Blunt Abdominal Trauma

By Gaby Iskander, MD, Marshfield Clinic Trauma Surgeon on staff at Ministry Saint Joseph’s Hospital and Medical Director, Trauma Services at Ministry Saint Joseph’s Hospital

Trauma ranks as one of the nation’s major causes of mortality and morbidity, and is the leading cause of death in people ages 1 to 44. According to the 2009 National Trauma Data Bank (NTDB) data collected from 500 trauma centers, abdominal injury was found in over 81,000 cases.

Etiology

Examples of blunt abdominal trauma (BAT) are motor vehicle collision, recreational mishaps, falls, and intentional causes, such as assault and penetrating injuries.

Most commonly injured organs are spleen, liver, kidney, pancreas, small bowel, large bowel, stomach, and bladder. The diaphragm also can be injured.

Methods

  • The clinical exam must be systematic with emphasis on inspection, followed by auscultation and palpation. It should be mentioned here that physical exam can be unreliable in a blunt trauma victim for multiple reasons.

Diagnostics

Abdominal sonography: FAST is used to identify fluid in the abdomen, which may be blood, especially in unstable patients. It can be done at the ER bedside or in the OR without moving the patient.

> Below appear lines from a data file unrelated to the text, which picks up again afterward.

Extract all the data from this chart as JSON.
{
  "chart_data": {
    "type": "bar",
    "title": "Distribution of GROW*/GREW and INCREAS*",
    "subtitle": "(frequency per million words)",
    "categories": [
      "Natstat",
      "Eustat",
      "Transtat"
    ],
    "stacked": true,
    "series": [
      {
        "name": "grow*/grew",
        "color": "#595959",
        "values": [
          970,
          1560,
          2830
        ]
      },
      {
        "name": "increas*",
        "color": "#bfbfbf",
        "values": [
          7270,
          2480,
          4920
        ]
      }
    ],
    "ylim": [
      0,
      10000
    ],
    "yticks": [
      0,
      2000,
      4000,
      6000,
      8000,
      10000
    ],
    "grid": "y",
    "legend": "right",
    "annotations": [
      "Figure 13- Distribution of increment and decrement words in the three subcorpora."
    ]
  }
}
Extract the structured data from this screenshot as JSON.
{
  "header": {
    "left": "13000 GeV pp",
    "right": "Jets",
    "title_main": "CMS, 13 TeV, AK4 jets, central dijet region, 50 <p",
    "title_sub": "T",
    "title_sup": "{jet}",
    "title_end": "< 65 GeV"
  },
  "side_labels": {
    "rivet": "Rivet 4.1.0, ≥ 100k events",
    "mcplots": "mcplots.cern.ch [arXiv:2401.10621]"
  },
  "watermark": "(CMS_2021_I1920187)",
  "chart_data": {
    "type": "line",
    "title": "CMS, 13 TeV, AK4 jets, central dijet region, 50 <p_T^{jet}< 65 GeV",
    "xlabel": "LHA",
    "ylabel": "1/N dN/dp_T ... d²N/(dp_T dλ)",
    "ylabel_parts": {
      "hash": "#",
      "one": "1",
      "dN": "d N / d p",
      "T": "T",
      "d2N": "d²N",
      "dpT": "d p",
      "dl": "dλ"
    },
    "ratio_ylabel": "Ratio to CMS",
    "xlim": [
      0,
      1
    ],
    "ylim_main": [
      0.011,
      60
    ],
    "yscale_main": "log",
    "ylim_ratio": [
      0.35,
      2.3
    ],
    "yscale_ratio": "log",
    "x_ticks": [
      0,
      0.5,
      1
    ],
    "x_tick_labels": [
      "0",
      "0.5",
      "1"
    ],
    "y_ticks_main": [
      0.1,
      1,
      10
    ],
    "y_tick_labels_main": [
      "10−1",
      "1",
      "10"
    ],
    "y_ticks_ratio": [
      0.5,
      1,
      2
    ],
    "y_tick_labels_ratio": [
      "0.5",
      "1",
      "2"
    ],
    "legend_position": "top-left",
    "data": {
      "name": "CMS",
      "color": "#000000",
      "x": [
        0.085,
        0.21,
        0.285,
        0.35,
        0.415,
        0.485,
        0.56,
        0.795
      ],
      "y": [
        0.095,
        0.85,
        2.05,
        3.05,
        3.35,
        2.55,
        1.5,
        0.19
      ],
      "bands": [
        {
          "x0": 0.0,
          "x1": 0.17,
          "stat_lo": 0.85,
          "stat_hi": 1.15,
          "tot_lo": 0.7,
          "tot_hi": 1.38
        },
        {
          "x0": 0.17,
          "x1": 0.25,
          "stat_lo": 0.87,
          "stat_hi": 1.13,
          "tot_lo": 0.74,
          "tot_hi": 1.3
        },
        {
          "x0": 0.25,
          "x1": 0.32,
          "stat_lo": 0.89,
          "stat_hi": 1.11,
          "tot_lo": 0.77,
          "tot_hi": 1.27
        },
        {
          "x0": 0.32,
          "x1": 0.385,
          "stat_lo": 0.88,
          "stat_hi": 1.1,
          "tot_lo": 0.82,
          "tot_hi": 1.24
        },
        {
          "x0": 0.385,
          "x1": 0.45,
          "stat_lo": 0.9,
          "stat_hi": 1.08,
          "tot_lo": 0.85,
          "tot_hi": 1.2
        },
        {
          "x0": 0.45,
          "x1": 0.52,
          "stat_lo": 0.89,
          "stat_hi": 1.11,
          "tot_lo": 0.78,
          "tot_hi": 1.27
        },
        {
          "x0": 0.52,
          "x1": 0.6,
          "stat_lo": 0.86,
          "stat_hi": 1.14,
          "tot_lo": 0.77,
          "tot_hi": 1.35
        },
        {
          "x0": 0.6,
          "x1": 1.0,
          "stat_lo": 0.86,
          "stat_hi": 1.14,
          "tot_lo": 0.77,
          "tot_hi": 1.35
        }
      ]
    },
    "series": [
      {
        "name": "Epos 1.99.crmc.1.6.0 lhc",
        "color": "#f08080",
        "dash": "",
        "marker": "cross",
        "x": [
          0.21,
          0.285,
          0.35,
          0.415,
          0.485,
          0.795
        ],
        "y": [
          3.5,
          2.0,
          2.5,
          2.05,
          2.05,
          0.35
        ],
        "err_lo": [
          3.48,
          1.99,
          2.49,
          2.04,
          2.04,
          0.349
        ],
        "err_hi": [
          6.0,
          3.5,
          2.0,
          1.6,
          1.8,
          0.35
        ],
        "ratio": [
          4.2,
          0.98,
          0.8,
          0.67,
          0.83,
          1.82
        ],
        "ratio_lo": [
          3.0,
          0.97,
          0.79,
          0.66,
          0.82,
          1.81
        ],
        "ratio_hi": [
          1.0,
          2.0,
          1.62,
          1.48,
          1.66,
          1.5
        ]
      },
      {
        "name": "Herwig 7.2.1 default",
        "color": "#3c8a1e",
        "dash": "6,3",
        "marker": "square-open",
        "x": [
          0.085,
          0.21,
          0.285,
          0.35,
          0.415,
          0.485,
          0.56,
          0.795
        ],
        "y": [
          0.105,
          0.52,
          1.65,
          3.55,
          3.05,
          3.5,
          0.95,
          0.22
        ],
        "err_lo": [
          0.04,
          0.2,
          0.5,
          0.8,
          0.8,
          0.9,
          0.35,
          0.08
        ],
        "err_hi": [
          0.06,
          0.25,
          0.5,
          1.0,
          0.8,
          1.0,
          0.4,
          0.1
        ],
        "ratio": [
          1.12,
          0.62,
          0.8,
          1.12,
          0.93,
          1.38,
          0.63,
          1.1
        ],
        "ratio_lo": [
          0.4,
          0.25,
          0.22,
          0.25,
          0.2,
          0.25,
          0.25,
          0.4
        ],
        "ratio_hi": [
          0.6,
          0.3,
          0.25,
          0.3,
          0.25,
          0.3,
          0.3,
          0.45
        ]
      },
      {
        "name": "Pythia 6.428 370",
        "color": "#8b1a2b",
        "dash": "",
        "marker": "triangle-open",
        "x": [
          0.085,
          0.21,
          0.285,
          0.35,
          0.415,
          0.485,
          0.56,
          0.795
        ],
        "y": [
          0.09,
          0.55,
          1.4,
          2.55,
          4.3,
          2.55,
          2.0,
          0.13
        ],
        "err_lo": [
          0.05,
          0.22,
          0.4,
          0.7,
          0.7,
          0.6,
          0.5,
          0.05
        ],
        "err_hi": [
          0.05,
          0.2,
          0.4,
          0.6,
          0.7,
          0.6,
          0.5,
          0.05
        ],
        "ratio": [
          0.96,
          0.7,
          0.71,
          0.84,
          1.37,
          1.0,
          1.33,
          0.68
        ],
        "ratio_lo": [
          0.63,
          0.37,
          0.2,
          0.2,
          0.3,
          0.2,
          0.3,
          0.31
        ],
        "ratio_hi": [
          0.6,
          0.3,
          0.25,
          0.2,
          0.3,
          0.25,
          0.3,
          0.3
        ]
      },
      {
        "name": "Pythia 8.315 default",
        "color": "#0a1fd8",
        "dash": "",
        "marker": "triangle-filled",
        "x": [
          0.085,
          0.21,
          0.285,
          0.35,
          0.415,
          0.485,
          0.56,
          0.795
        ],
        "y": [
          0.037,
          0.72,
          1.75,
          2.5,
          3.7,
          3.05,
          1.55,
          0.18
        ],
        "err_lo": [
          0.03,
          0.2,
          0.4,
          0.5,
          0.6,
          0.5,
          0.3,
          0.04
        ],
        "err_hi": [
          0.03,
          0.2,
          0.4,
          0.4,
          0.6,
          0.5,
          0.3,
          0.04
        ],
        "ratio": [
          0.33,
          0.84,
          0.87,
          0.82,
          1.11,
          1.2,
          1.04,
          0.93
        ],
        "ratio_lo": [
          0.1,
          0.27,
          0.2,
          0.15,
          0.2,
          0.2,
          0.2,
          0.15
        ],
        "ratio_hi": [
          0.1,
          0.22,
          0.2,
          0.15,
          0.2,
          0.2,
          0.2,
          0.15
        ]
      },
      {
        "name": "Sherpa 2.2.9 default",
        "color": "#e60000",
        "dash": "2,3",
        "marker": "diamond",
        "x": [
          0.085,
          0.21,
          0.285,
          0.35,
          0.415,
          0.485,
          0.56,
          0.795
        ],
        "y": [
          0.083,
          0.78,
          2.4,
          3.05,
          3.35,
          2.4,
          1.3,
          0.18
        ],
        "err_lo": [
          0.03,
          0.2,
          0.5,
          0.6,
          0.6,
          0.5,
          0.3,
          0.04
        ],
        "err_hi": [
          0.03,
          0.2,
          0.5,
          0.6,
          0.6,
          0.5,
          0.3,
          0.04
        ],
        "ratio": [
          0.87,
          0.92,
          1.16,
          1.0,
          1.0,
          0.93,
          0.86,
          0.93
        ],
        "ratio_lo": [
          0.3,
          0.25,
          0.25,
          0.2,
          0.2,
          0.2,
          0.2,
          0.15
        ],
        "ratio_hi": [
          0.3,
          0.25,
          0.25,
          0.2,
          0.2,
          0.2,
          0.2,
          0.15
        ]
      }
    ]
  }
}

CT scans are considered the standard for the detection of solid organ injuries. The CT scan has limitations, especially with diaphragmatic, pancreatic, and hollow viscous injuries.

MRI has minimal use in patients with BAT, and offers no clear advantage over less invasive modalities in blunt abdominal trauma.

Laboratory: Studies in abdominal injury vary by institution, but usually include: CBC, blood type and screen, cross-match, coagulation and chemistry study.

Treatment

Resuscitation of the blunt trauma victim starts with crystalloid, LR or normal saline, and in patients with ongoing blood loss, O-negative blood may be used in cases where cross match or type-specific blood is not immediately available.

Non-Operative Treatment

In solid organ injury, selective nonoperative treatment has become the standard of care in hemodynamically stable patients. Interventional radiology has been a valuable tool in control of hemorrhage when detected by CT scan, especially in pelvic fracture, liver and splenic injury.

Operative Treatment

Laparotomy

  1. Damage control laparotomy, especially with an open abdomen, is indicated in patients with severe injuries and when the patient is hypothermic, coagulopathic and acidotic.
  2. Laparotomy to control the source of bleeding, stabilization of patient with fluid and blood products, followed by thorough exploration with repair of injured structure, and is usually followed by closure of the abdomen.